The Eocursor paper is up at the Proceedings of the Royal Society B website for all to download. I thought it was interesting that Butler et al knocked the heterodontosaurs down below Eocursor, although I can see why that was done. Doing so would basically destroy any concept of a "Heterodontosauriformes" as in the Yinlong paper.

Is the Toni paper available online (for free)?

Also, I would not want to meet Gigantoraptor in an open field.

"any lineage that starts out with feathers simply cannot switch back to naked skin"

This statement seems dubious. Stork heads? Vultures (twice)?
As an analogy: cetaceans? Naked molerats?

Is Gigantoraptor really "surprising and counter-intuitive"? I remember reading that there was evidence of gigantic oviraptorosaurs in the egg/nest fossil record, just no bones at the time. Unfortunately I don't remember a cite for it.

By Brad McFeeters (not verified) on 14 Jun 2007 #permalink

With regards to the naked skin, large mammals tend to be much less hairy than small mammals. Elephants, rhinos and hippos all have much sparser hair than small animals, and are perhaps a better comparison than fossorial or marine mammals. Ostriches also have naked necks and thighs. Gigantoraptor's feathers could well have been much sparser than on any bird, and it could have lost most of them during growth, as suggested for T. rex.

By Dave Godfrey (not verified) on 14 Jun 2007 #permalink

This sort of thing is why dinosaurs are fascinating! Ever since I saw the replicas of the Deinocheirus forelimbs in the AMNH I've wanted to see more of this beast.

Note Gigantoraptor is nothing like Deinocheirus besides the fact they are both large Late Cretaceous Asian maniraptoriforms. Deinocheirus was an ornithomimosaur while Gigantoraptor was an oviraptorosaur. They have very different anatomy.

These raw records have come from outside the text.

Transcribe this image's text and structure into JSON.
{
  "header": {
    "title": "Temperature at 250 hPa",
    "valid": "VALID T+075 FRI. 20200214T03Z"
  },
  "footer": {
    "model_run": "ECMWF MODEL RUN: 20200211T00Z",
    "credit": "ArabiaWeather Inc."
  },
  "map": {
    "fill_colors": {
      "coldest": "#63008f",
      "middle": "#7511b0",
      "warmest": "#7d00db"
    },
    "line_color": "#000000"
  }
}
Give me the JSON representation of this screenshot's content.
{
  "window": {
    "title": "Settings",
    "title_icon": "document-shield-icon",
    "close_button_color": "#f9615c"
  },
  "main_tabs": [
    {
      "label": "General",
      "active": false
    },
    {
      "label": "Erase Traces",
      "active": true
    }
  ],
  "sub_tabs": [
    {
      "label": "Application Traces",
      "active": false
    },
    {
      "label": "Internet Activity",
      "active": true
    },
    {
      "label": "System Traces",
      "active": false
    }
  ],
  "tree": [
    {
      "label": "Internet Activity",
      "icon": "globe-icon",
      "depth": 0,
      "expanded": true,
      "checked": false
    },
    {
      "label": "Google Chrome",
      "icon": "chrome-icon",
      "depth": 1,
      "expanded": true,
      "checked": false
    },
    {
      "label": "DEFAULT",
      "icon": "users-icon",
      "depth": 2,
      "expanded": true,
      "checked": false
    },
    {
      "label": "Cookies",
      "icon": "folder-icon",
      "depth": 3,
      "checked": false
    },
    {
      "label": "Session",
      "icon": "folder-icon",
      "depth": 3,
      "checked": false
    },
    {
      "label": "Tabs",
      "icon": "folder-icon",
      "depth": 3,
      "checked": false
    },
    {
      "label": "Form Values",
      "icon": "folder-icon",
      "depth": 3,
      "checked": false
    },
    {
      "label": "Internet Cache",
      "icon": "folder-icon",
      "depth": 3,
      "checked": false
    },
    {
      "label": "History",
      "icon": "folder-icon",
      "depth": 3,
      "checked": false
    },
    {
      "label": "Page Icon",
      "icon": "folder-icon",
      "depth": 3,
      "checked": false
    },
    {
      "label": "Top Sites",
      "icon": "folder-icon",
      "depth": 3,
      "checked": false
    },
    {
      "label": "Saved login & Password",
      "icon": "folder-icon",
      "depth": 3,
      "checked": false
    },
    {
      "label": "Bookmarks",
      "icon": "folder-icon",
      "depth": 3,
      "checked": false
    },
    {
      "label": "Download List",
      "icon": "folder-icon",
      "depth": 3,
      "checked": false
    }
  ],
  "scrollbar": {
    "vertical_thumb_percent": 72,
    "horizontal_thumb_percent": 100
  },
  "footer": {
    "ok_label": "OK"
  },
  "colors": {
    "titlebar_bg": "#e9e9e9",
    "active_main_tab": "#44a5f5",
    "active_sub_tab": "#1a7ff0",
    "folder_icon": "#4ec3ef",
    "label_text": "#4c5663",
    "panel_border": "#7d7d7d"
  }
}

By Mickey Mortimer (not verified) on 15 Jun 2007 #permalink

Just a question besides: What ate this theropod? I can hardly imagine that it was a very successfull hunter, but given its size, it ate surely not only invertebrates and small lizards or mammals. Is there any indication that this theropods developed perhaps also an omnivorous diet, perhaps comparable to ostrichs?

Heterodontosaurids more primitive than Eocursor and Genasauria? I thought it was more or less confirmed that they were more derived, closer to Marginocephalia. Wouldn't the hand structure suggest a more basal taxon?

Incidentally was Scutellosaurus included in the phylogeny? I'd like to see how Thyreophora fits into all this.

By Jamie Stearns (not verified) on 24 Jun 2007 #permalink

I am hoping at some stage to publish an article on recently named coelurosaurs (Shanag, Sinocalliopteryx, Tsagaan, Urbacodon and so on), but haven't done this because - believe it or don't - the latest issue of Journal of Vertebrate Paleontology still has yet to arrive on these shores, and this is where Urbacodon is published.

The Urbacodon paper is on BioOne.

Very informative post! Thanks!

Thanks for the kind words Darren - I was glad to see this finally published!

Jamie; it is by no means confirmed that heterodontosaurids are closely related to marginocephalians. I have commented on this topic following one of Darren's previous posts: go here.

Scutellosaurus was included in our analysis. Heterodontosaurids fall out basal to thyreophorans (thyreophorans are genasaurians).